Simple text parsing gets difficult when line continues to next line

J

Jacob Rael

Hello,

I have a simple script to parse a text file (a visual basic program)
and convert key parts to tcl. Since I am only working on specific
sections and I need it quick, I decided not to learn/try a full blown
parsing module. My simple script works well until it runs into
functions that straddle multiple lines.
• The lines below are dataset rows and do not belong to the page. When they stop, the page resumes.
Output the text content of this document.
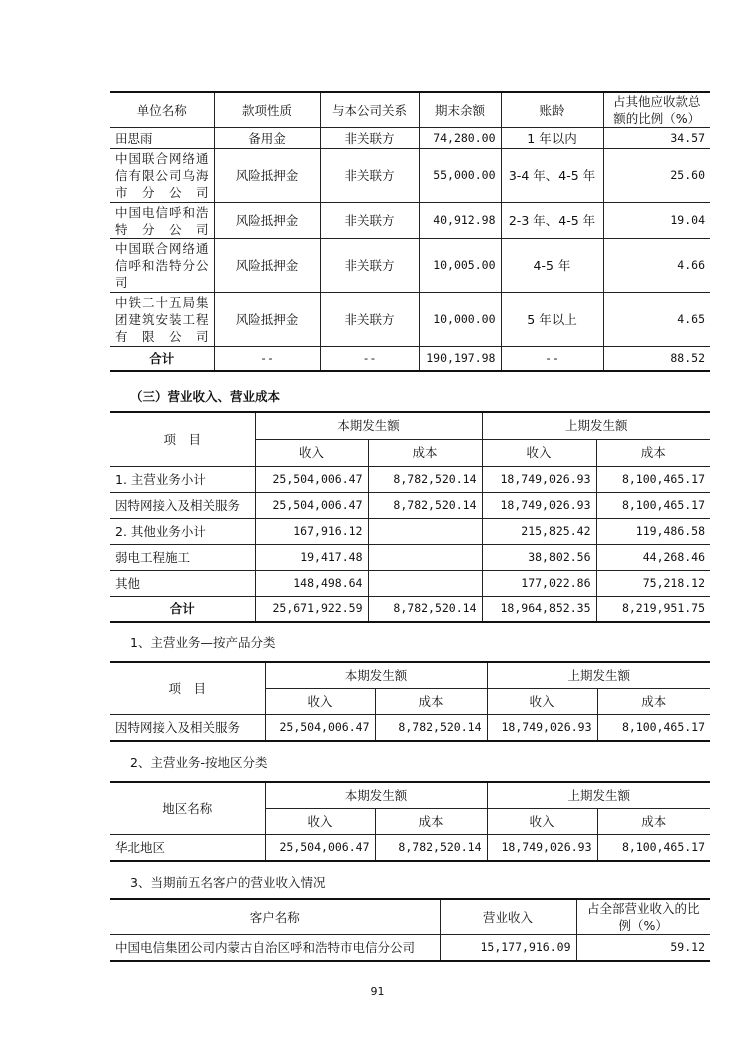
单位名称	款项性质	与本公司关系	期末余额	账龄	占其他应收款总额的比例（%）
田思雨	备用金	非关联方	74,280.00	1 年以内	34.57
中国联合网络通信有限公司乌海市分公司	风险抵押金	非关联方	55,000.00	3-4 年、4-5 年	25.60
中国电信呼和浩特分公司	风险抵押金	非关联方	40,912.98	2-3 年、4-5 年	19.04
中国联合网络通信呼和浩特分公司	风险抵押金	非关联方	10,005.00	4-5 年	4.66
中铁二十五局集团建筑安装工程有限公司	风险抵押金	非关联方	10,000.00	5 年以上	4.65
合计	--	--	190,197.98	--	88.52
（三）营业收入、营业成本
项　目	本期发生额		上期发生额	
	收入	成本	收入	成本
1. 主营业务小计	25,504,006.47	8,782,520.14	18,749,026.93	8,100,465.17
因特网接入及相关服务	25,504,006.47	8,782,520.14	18,749,026.93	8,100,465.17
2. 其他业务小计	167,916.12		215,825.42	119,486.58
弱电工程施工	19,417.48		38,802.56	44,268.46
其他	148,498.64		177,022.86	75,218.12
合计	25,671,922.59	8,782,520.14	18,964,852.35	8,219,951.75
1、主营业务—按产品分类
项　目	本期发生额		上期发生额	
	收入	成本	收入	成本
因特网接入及相关服务	25,504,006.47	8,782,520.14	18,749,026.93	8,100,465.17
2、主营业务-按地区分类
地区名称	本期发生额		上期发生额	
	收入	成本	收入	成本
华北地区	25,504,006.47	8,782,520.14	18,749,026.93	8,100,465.17
3、当期前五名客户的营业收入情况
客户名称	营业收入	占全部营业收入的比例（%）
中国电信集团公司内蒙古自治区呼和浩特市电信分公司	15,177,916.09	59.12
91
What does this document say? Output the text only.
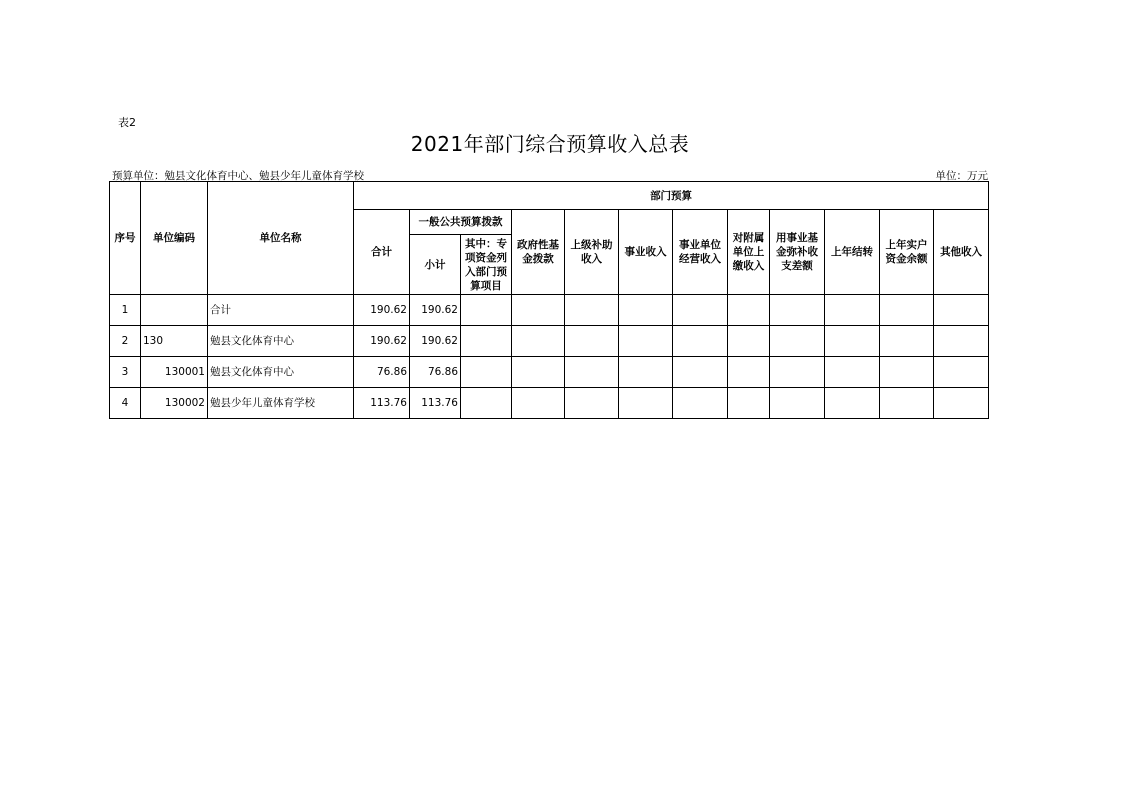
表2
2021年部门综合预算收入总表
预算单位：勉县文化体育中心、勉县少年儿童体育学校	单位：万元
序号	单位编码	单位名称	部门预算											
			合计	一般公共预算拨款		政府性基金拨款	上级补助收入	事业收入	事业单位经营收入	对附属单位上缴收入	用事业基金弥补收支差额	上年结转	上年实户资金余额	其他收入
				小计	其中：专项资金列入部门预算项目									
1		合计	190.62	190.62										
2	130	勉县文化体育中心	190.62	190.62										
3	130001	勉县文化体育中心	76.86	76.86										
4	130002	勉县少年儿童体育学校	113.76	113.76										
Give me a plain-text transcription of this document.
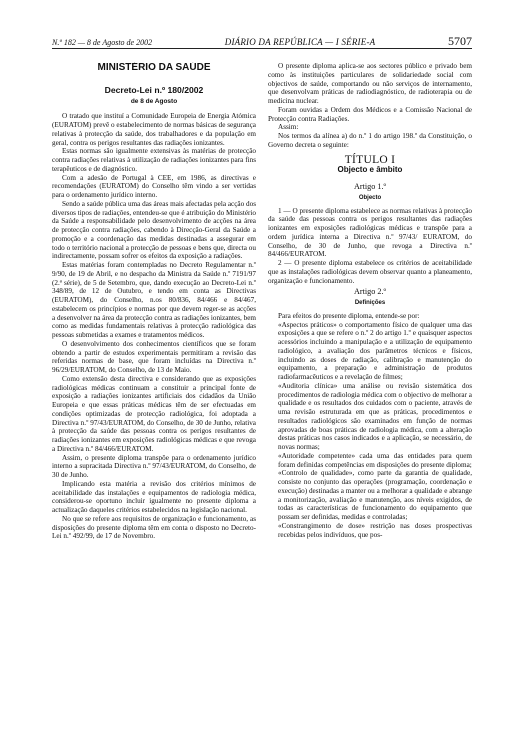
N.º 182 — 8 de Agosto de 2002	DIÁRIO DA REPÚBLICA — I SÉRIE-A	5707
MINISTÉRIO DA SAÚDE
Decreto-Lei n.º 180/2002
de 8 de Agosto

O tratado que instituí a Comunidade Europeia de Energia Atómica (EURATOM) prevê o estabelecimento de normas básicas de segurança relativas à protecção da saúde, dos trabalhadores e da população em geral, contra os perigos resultantes das radiações ionizantes.

Estas normas são igualmente extensivas às matérias de protecção contra radiações relativas à utilização de radiações ionizantes para fins terapêuticos e de diagnóstico.

Com a adesão de Portugal à CEE, em 1986, as directivas e recomendações (EURATOM) do Conselho têm vindo a ser vertidas para o ordenamento jurídico interno.

Sendo a saúde pública uma das áreas mais afectadas pela acção dos diversos tipos de radiações, entendeu-se que é atribuição do Ministério da Saúde a responsabilidade pelo desenvolvimento de acções na área de protecção contra radiações, cabendo à Direcção-Geral da Saúde a promoção e a coordenação das medidas destinadas a assegurar em todo o território nacional a protecção de pessoas e bens que, directa ou indirectamente, possam sofrer os efeitos da exposição a radiações.

Estas matérias foram contempladas no Decreto Regulamentar n.º 9/90, de 19 de Abril, e no despacho da Ministra da Saúde n.º 7191/97 (2.ª série), de 5 de Setembro, que, dando execução ao Decreto-Lei n.º 348/89, de 12 de Outubro, e tendo em conta as Directivas (EURATOM), do Conselho, n.os 80/836, 84/466 e 84/467, estabelecem os princípios e normas por que devem reger-se as acções a desenvolver na área da protecção contra as radiações ionizantes, bem como as medidas fundamentais relativas à protecção radiológica das pessoas submetidas a exames e tratamentos médicos.

O desenvolvimento dos conhecimentos científicos que se foram obtendo a partir de estudos experimentais permitiram a revisão das referidas normas de base, que foram incluídas na Directiva n.º 96/29/EURATOM, do Conselho, de 13 de Maio.

Como extensão desta directiva e considerando que as exposições radiológicas médicas continuam a constituir a principal fonte de exposição a radiações ionizantes artificiais dos cidadãos da União Europeia e que essas práticas médicas têm de ser efectuadas em condições optimizadas de protecção radiológica, foi adoptada a Directiva n.º 97/43/EURATOM, do Conselho, de 30 de Junho, relativa à protecção da saúde das pessoas contra os perigos resultantes de radiações ionizantes em exposições radiológicas médicas e que revoga a Directiva n.º 84/466/EURATOM.

Assim, o presente diploma transpõe para o ordenamento jurídico interno a supracitada Directiva n.º 97/43/EURATOM, do Conselho, de 30 de Junho.

Implicando esta matéria a revisão dos critérios mínimos de aceitabilidade das instalações e equipamentos de radiologia médica, considerou-se oportuno incluir igualmente no presente diploma a actualização daqueles critérios estabelecidos na legislação nacional.

No que se refere aos requisitos de organização e funcionamento, as disposições do presente diploma têm em conta o disposto no Decreto-Lei n.º 492/99, de 17 de Novembro.

O presente diploma aplica-se aos sectores público e privado bem como às instituições particulares de solidariedade social com objectivos de saúde, comportando ou não serviços de internamento, que desenvolvam práticas de radiodiagnóstico, de radioterapia ou de medicina nuclear.

Foram ouvidas a Ordem dos Médicos e a Comissão Nacional de Protecção contra Radiações.

Assim:

Nos termos da alínea a) do n.º 1 do artigo 198.º da Constituição, o Governo decreta o seguinte:

TÍTULO I
Objecto e âmbito
Artigo 1.º
Objecto

1 — O presente diploma estabelece as normas relativas à protecção da saúde das pessoas contra os perigos resultantes das radiações ionizantes em exposições radiológicas médicas e transpõe para a ordem jurídica interna a Directiva n.º 97/43/ EURATOM, do Conselho, de 30 de Junho, que revoga a Directiva n.º 84/466/EURATOM.

2 — O presente diploma estabelece os critérios de aceitabilidade que as instalações radiológicas devem observar quanto a planeamento, organização e funcionamento.

Artigo 2.º
Definições

Para efeitos do presente diploma, entende-se por:

«Aspectos práticos» o comportamento físico de qualquer uma das exposições a que se refere o n.º 2 do artigo 1.º e quaisquer aspectos acessórios incluindo a manipulação e a utilização de equipamento radiológico, a avaliação dos parâmetros técnicos e físicos, incluindo as doses de radiação, calibração e manutenção do equipamento, a preparação e administração de produtos radiofarmacêuticos e a revelação de filmes;

«Auditoria clínica» uma análise ou revisão sistemática dos procedimentos de radiologia médica com o objectivo de melhorar a qualidade e os resultados dos cuidados com o paciente, através de uma revisão estruturada em que as práticas, procedimentos e resultados radiológicos são examinados em função de normas aprovadas de boas práticas de radiologia médica, com a alteração destas práticas nos casos indicados e a aplicação, se necessário, de novas normas;

«Autoridade competente» cada uma das entidades para quem foram definidas competências em disposições do presente diploma;

«Controlo de qualidade», como parte da garantia de qualidade, consiste no conjunto das operações (programação, coordenação e execução) destinadas a manter ou a melhorar a qualidade e abrange a monitorização, avaliação e manutenção, aos níveis exigidos, de todas as características de funcionamento do equipamento que possam ser definidas, medidas e controladas;

«Constrangimento de dose» restrição nas doses prospectivas recebidas pelos indivíduos, que pos-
For example:

Call mass_write(&H0, &HF, &H4, &H0, &H5, &H0, &H6, &H0, &H7, &H0,
&H8, &H0, _
&H9, &H0, &HA, &H0, &HB, &H0, &HC, &H0, &HD, &H0, &HE,
&H0, &HF, &H0, -1)


I read in each line with:

for line in open(fileName).readlines():

I would line to identify if a line continues (if line.endswith('_'))
and concate with the next line:

line = line + nextLine

How can I get the next line when I am in a for loop using readlines?

jr
 
L

Larry Bates

Jacob said:
Hello,

I have a simple script to parse a text file (a visual basic program)
and convert key parts to tcl. Since I am only working on specific
sections and I need it quick, I decided not to learn/try a full blown
parsing module. My simple script works well until it runs into
functions that straddle multiple lines. For example:

Call mass_write(&H0, &HF, &H4, &H0, &H5, &H0, &H6, &H0, &H7, &H0,
&H8, &H0, _
&H9, &H0, &HA, &H0, &HB, &H0, &HC, &H0, &HD, &H0, &HE,
&H0, &HF, &H0, -1)


I read in each line with:

for line in open(fileName).readlines():

I would line to identify if a line continues (if line.endswith('_'))
and concate with the next line:

line = line + nextLine

How can I get the next line when I am in a for loop using readlines?

jr
Something like (not tested):

fp=open(filename, 'r')
for line in fp:
while line.rstrip().endswith('_'):
line+=fp.next()


fp.close()

-Larry
 
R

Roberto Bonvallet

Jacob Rael wrote:
[...]
I would line to identify if a line continues (if line.endswith('_'))
and concate with the next line:

line = line + nextLine

How can I get the next line when I am in a for loop using readlines?

Don't use readlines.

# NOT TESTED
program = open(fileName)
for line in program:
while line.rstrip("\n").endswith("_"):
line = line.rstrip("_ \n") + program.readline()
do_the_magic()

Cheers,
 
D

Dennis Lee Bieber

I read in each line with:

for line in open(fileName).readlines():

I would line to identify if a line continues (if line.endswith('_'))
and concate with the next line:

line = line + nextLine

How can I get the next line when I am in a for loop using readlines?
Well, besides the stereotypical ("Doctor, it hurts when I do this";
"Don't do that")...

UNTESTED

line = ""
inCont = False
for ln in open(whatever).readlines():
if inCont:
line = line + ln #stripped of newlines, of course
else:
line = ln

inCont = line.endswith("_")

if not inCont:
#process completed line
line = ""


Though I suspect newer versions of Python, where file objects can be
used as iterators, would be better...

REALLY UNTESTED

f = open(whatever)
for ln in f:
#strip newline, of course
while ln.endswith("_"):
ln = ln + f.readline() #strip the newline here too
#process ln

--
Wulfraed Dennis Lee Bieber KD6MOG
(e-mail address removed) (e-mail address removed)
HTTP://wlfraed.home.netcom.com/
(Bestiaria Support Staff: (e-mail address removed))
HTTP://www.bestiaria.com/
 
J

John Machin

Jacob said:
Hello,

I have a simple script to parse a text file (a visual basic program)
and convert key parts to tcl. Since I am only working on specific
sections and I need it quick, I decided not to learn/try a full blown
parsing module. My simple script works well until it runs into
functions that straddle multiple lines. For example:

Call mass_write(&H0, &HF, &H4, &H0, &H5, &H0, &H6, &H0, &H7, &H0,
&H8, &H0, _
&H9, &H0, &HA, &H0, &HB, &H0, &HC, &H0, &HD, &H0, &HE,
&H0, &HF, &H0, -1)


I read in each line with:

for line in open(fileName).readlines():

I would line to identify if a line continues (if line.endswith('_'))
and concate with the next line:

line = line + nextLine

How can I get the next line when I am in a for loop using readlines?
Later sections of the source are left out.